Methods: A survey was mailed to a stratified random sample of 3000 Australian adults selected from the Electoral Roll. There was a 69% response rate. Demographic variables of respondents were compared with those of the Australian population taken from Census data. Selective response bias was investigated using wave analysis. A range of prevalence data were derived as was a disability score using the Chronic Pain Grade Questionnaire1 (CPG). The CPG has demonstrated reliability and validity in measuring pain and disability in postal surveys2. Prevalence and disability estimates were variously standardised using gender, age and marital status.

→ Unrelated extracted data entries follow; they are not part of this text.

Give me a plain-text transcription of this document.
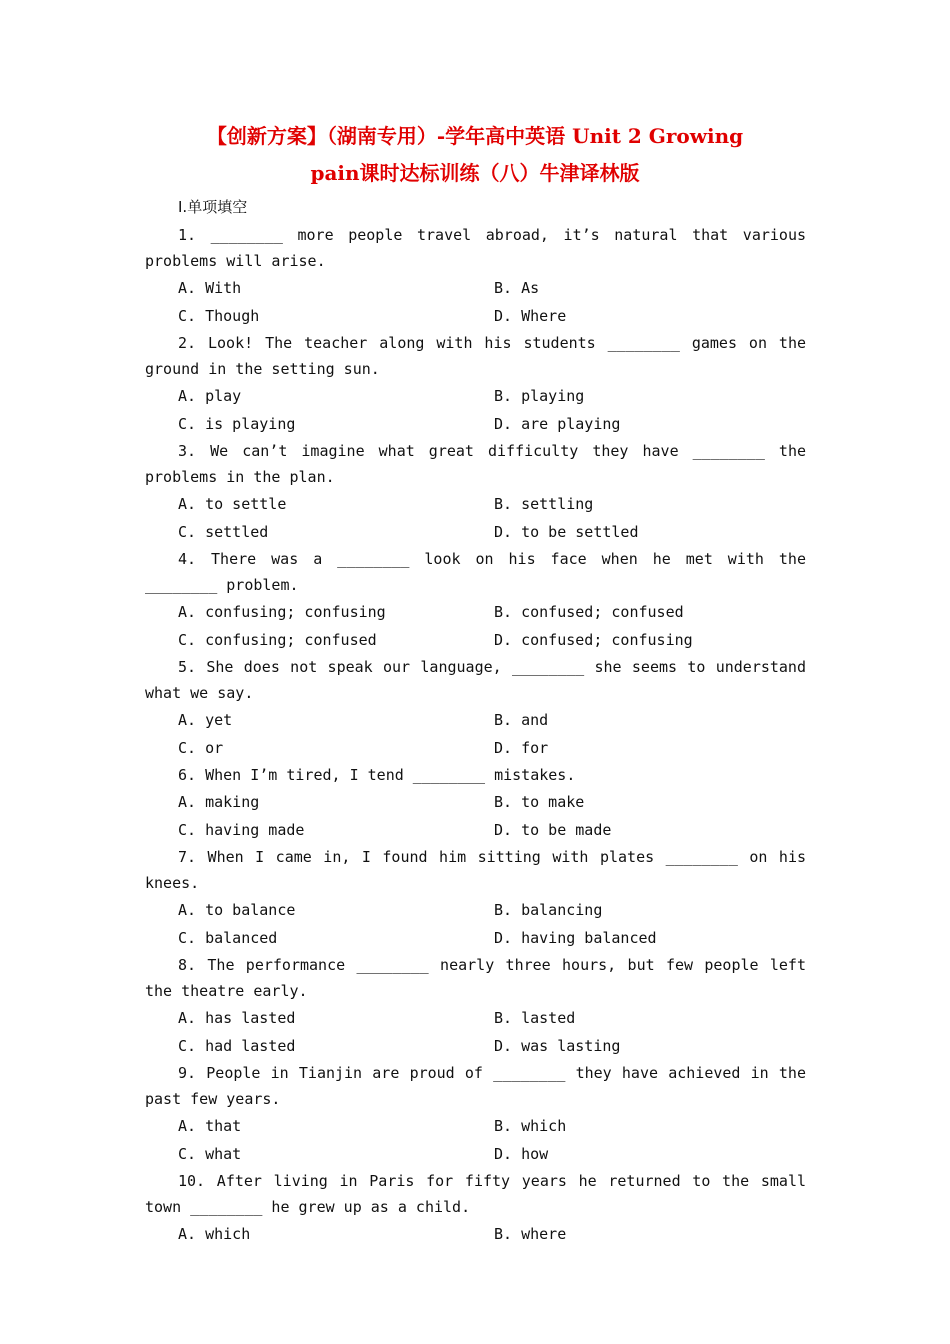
【创新方案】（湖南专用）-学年高中英语 Unit 2 Growing
pain课时达标训练（八）牛津译林版
Ⅰ.单项填空

1. ________ more people travel abroad, it’s natural that various problems will arise.

A. With	B. As
C. Though	D. Where

2. Look! The teacher along with his students ________ games on the ground in the setting sun.

A. play	B. playing
C. is playing	D. are playing

3. We can’t imagine what great difficulty they have ________ the problems in the plan.

A. to settle	B. settling
C. settled	D. to be settled

4. There was a ________ look on his face when he met with the ________ problem.

A. confusing; confusing	B. confused; confused
C. confusing; confused	D. confused; confusing

5. She does not speak our language, ________ she seems to understand what we say.

A. yet	B. and
C. or	D. for

6. When I’m tired, I tend ________ mistakes.

A. making	B. to make
C. having made	D. to be made

7. When I came in, I found him sitting with plates ________ on his knees.

A. to balance	B. balancing
C. balanced	D. having balanced

8. The performance ________ nearly three hours, but few people left the theatre early.

A. has lasted	B. lasted
C. had lasted	D. was lasting

9. People in Tianjin are proud of ________ they have achieved in the past few years.

A. that	B. which
C. what	D. how

10. After living in Paris for fifty years he returned to the small town ________ he grew up as a child.

A. which	B. where
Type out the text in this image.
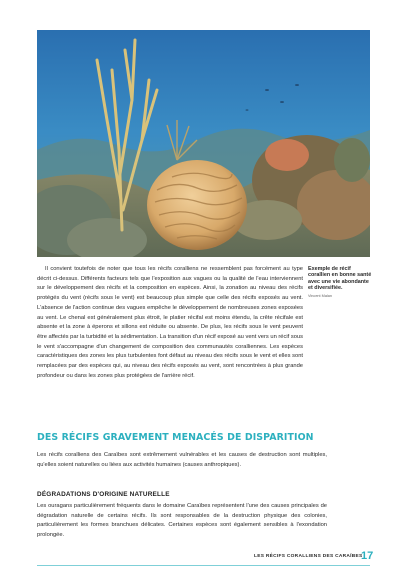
Exemple de récif corallien en bonne santé avec une vie abondante et diversifiée.
Vincent Malan

Il convient toutefois de noter que tous les récifs coralliens ne ressemblent pas forcément au type décrit ci-dessus. Différents facteurs tels que l'exposition aux vagues ou la qualité de l'eau interviennent sur le développement des récifs et la composition en espèces. Ainsi, la zonation au niveau des récifs protégés du vent (récifs sous le vent) est beaucoup plus simple que celle des récifs exposés au vent. L'absence de l'action continue des vagues empêche le développement de nombreuses zones exposées au vent. Le chenal est généralement plus étroit, le platier récifal est moins étendu, la crête récifale est absente et la zone à éperons et sillons est réduite ou absente. De plus, les récifs sous le vent peuvent être affectés par la turbidité et la sédimentation. La transition d'un récif exposé au vent vers un récif sous le vent s'accompagne d'un changement de composition des communautés coralliennes. Les espèces caractéristiques des zones les plus turbulentes font défaut au niveau des récifs sous le vent et elles sont remplacées par des espèces qui, au niveau des récifs exposés au vent, sont rencontrées à plus grande profondeur ou dans les zones plus protégées de l'arrière récif.

DES RÉCIFS GRAVEMENT MENACÉS DE DISPARITION

Les récifs coralliens des Caraïbes sont extrêmement vulnérables et les causes de destruction sont multiples, qu'elles soient naturelles ou liées aux activités humaines (causes anthropiques).

DÉGRADATIONS D'ORIGINE NATURELLE

Les ouragans particulièrement fréquents dans le domaine Caraïbes représentent l'une des causes principales de dégradation naturelle de certains récifs. Ils sont responsables de la destruction physique des colonies, particulièrement les formes branchues délicates. Certaines espèces sont également sensibles à l'exondation prolongée.

LES RÉCIFS CORALLIENS DES CARAÏBES
17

Results: There was little variation between the sample and the Australian adult population. There was no significant selective response bias found. The sample point prevalence was estimated at 25.5% (95% CI, 23.6–27.5), six-months prevalence was 64.6% (95% CI, 62.6–66.8) and lifetime prevalence was 79.2%, (95% CI, 77.3–80.9). The retrospective one year incidence was 8.0% (95% CI, 6.9–9.3). In the previous six months period 42.6% (95% CI, 40.4–44.8) of the adult population had experienced low intensity pain and low disability from it. Another 10.9% (95% CI, 9.6–12.3) had experienced high intensity pain, but still low disability from this pain. However, 10.5% (95% CI, 9.2–11.9) had experienced high disability low back pain. The mean time-off from usual activities in the past six months for this group was 1.6 months (95% CI, 1.3–1.9), the median was 18 days. There was no gender difference for a high disability rating or time-off.

Conclusion: Low back pain is a very common problem in the Australian adult population, yet most of this is low intensity and low disability pain. Nevertheless, over 10% had been disabled by low back pain in the past six months and it required significant time off from usual activities.